Hardware difference

I am looking at this project:

In the components , the arduino nano is listed. I have a spare one so I thought , great, I'll put it to use. But the schematics shows a an Arduino Uno.

Does anyone know what the connections to the nano should be, or should it be an Uno which is used.

The connections are all the same whether you're using a Nano or an Uno. The Nano uses the same microcontroller as the Uno so it's essentially the same thing, but in a more compact form.

Ok, great, thanks for that.

You're welcome. I'm glad if I was able to be of assistance. Enjoy!
Per

pert:
The Nano uses the same microcontroller as the Uno so it's essentially the same thing, but in a more compact form.

Is it (the NANO's one) not a variant of the UNO's?

It's not clear to me what the question is. The Uno's microcontroller is the ATmega328P. The Nano's microcontroller is the ATmega328P. The most significant difference between the two is that the Nano has pins A6 and A7, which the Uno does not. This is because the original Uno used the DIP package of the ATmega328P, which doesn't have the extra two analog input channels. The Nano has always used the SMD package of the ATmega328P, which does have the extra two analog channels. The Uno is now also sold with the SMD ATmega328P package, but they still didn't break out A6 and A7 on the SMD Uno.

The Nano has traditionally used a different bootloader than the Uno, which takes a 2 kB boot section and uses 57600 baud communication speed for uploads. The Uno uses the the optiboot bootloader, which takes a 0.5 kB boot section and uses 115200 baud for uploads. The official Arduino Nanos were changed to start using Optiboot as well last year, but they left the boot section at 2 kB. I have not heard any reports of clone or derivative Nano manufacturers switching to Optiboot yet.

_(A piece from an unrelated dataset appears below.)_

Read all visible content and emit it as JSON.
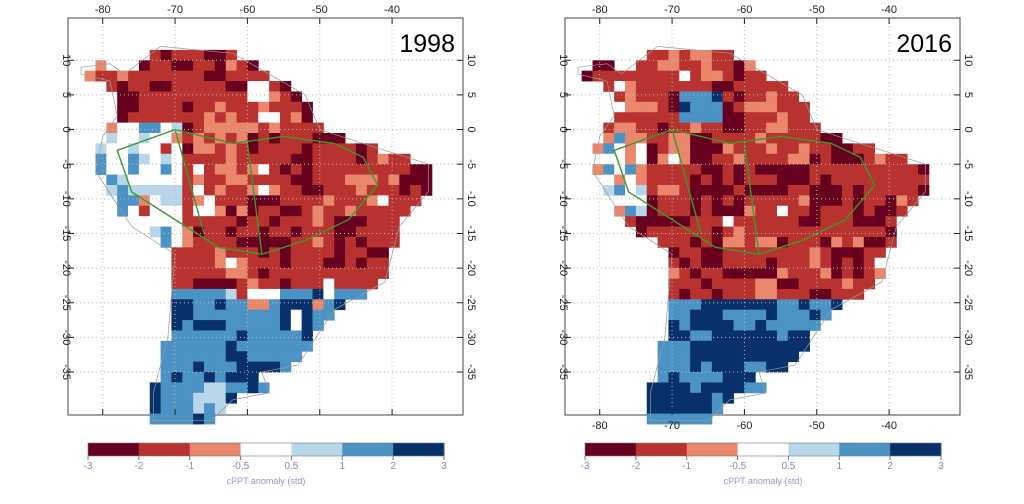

The Uno uses ATmega16U2 USB to TTL serial chip, while the Nano uses the FT232. For most people, the only reason they would care about this is that different drivers are required for each, but these drivers come with the Arduino IDE. Some people have taken advantage of the programmable nature of the ATmega16U2, but this is quite rare.

There are some other small differences in the hardware you could see from comparing the schematics.

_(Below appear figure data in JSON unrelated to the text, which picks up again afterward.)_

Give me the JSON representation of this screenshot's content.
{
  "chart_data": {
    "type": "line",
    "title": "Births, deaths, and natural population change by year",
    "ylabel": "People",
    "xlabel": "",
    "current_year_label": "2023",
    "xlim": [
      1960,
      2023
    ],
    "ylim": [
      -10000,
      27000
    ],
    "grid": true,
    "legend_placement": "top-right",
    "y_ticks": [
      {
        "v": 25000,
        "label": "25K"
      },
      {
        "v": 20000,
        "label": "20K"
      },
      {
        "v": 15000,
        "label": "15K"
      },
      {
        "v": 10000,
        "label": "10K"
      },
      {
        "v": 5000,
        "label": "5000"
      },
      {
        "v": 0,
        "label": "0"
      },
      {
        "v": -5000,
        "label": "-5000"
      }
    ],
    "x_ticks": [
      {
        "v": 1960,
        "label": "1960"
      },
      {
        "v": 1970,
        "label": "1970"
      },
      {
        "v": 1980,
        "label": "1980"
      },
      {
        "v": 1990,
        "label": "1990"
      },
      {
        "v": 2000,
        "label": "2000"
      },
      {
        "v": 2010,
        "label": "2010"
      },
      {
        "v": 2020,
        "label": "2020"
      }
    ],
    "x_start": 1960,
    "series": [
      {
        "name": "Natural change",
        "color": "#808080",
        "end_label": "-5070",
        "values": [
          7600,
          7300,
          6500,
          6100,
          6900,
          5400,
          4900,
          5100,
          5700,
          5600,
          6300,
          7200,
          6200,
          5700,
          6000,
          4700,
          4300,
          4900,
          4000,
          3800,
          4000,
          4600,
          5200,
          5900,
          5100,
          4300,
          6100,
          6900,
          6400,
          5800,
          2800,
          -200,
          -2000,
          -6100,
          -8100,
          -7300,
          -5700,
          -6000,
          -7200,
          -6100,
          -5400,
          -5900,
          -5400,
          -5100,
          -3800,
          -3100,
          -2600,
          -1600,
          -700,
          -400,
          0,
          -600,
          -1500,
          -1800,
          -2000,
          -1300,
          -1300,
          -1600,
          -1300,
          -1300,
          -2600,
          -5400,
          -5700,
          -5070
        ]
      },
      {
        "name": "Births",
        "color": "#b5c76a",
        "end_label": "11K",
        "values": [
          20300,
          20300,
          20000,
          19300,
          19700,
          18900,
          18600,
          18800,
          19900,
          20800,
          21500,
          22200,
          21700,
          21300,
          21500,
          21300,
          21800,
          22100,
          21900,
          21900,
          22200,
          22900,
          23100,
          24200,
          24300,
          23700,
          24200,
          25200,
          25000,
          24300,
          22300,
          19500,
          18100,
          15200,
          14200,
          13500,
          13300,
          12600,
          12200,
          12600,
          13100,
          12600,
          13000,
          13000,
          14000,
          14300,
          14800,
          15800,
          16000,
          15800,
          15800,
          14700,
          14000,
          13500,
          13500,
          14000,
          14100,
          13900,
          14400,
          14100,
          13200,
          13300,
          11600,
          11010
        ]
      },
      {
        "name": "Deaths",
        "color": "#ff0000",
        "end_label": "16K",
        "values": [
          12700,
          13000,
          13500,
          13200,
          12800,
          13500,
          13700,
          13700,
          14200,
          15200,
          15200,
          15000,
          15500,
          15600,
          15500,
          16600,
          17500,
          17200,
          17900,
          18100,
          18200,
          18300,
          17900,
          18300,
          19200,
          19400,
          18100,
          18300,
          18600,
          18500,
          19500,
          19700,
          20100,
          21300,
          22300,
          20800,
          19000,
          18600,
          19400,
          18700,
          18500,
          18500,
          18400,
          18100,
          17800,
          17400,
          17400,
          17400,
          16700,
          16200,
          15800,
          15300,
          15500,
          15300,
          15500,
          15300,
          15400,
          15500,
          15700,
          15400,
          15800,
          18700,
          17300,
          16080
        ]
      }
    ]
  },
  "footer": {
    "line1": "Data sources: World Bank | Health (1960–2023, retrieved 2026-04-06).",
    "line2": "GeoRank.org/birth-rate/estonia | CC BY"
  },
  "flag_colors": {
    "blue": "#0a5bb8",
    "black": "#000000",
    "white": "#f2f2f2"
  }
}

However, none of that makes any difference for the project avalon66 wants to do.

pert:
However, none of that makes any difference for the project avalon66 wants to do.

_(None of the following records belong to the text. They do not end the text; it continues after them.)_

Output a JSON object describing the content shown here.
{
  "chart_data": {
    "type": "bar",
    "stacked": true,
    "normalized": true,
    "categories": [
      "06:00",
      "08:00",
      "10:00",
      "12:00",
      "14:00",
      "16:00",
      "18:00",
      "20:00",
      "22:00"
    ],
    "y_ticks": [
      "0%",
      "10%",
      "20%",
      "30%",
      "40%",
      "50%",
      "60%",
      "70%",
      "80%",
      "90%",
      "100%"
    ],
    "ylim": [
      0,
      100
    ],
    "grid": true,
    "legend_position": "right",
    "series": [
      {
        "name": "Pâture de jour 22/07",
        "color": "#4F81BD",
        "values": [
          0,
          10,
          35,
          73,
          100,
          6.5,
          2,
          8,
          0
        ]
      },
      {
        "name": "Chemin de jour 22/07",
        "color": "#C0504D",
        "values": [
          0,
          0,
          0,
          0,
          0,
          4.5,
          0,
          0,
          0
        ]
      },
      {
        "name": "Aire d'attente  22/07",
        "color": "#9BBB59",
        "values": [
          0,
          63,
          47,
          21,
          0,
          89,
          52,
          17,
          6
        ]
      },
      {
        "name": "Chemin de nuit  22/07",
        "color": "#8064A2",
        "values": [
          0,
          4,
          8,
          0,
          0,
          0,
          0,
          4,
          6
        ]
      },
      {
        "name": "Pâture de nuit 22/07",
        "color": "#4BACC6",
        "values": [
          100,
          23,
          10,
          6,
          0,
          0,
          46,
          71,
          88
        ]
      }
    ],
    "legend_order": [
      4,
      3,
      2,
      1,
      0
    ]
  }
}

Yes! The NANO and UNO are compatible (except NANO has two extra analog channels) at the Arduino Level. But, the microcontrollers that the boards hold are not 'same' (can we say that they are similar) in the light of the following Comparison Table.

Sn. Features NANO UNO

  1. Type MEGA328 ATMEGA328P
  2. Pin 32 28
  3. Package TQFP DIL
  4. Analog Channels 8 6
  5. Ground Pins 3 2
  6. Vcc Pins 2 1

GolamMostafa:
Yes! The NANO and UNO are compatible (except NANO has two extra analog channels) at the Arduino Level. But, the microcontrollers that the boards hold are not 'same' (can we say that they are similar) in the light of the following Comparison Table.

Sn. Features NANO UNO

  1. Type MEGA328 ATMEGA328P
  2. Pin 32 28
  3. Package TQFP DIL
  4. Analog Channels 8 6
  5. Ground Pins 3 2
  6. Vcc Pins 2 1

Since we are being picky, the Nano does also use the ATMEGA328P.

GolamMostafa:
the microcontrollers that the boards hold are not 'same'

They are the same microcontroller. The silicon is identical, they are just in different packages.

Look, I've already proven to you that I know the difference between the two packages. You've already proven to yourself that you know it also. The difference between the two doesn't make any difference for avalon66's project. So what is the point of this discussion? You're not going to teach me anything. I'm not going to teach you anything. You're just wasting both our time and potentially confusing avalon66 for no reason.

pert:
They are the same microcontroller. The silicon is identical, they are just in different packages.

The Oxford Dictionary takes 'same' as for 'exactly similar' which means identical; but, the microcontrollers of the two boards are not identical.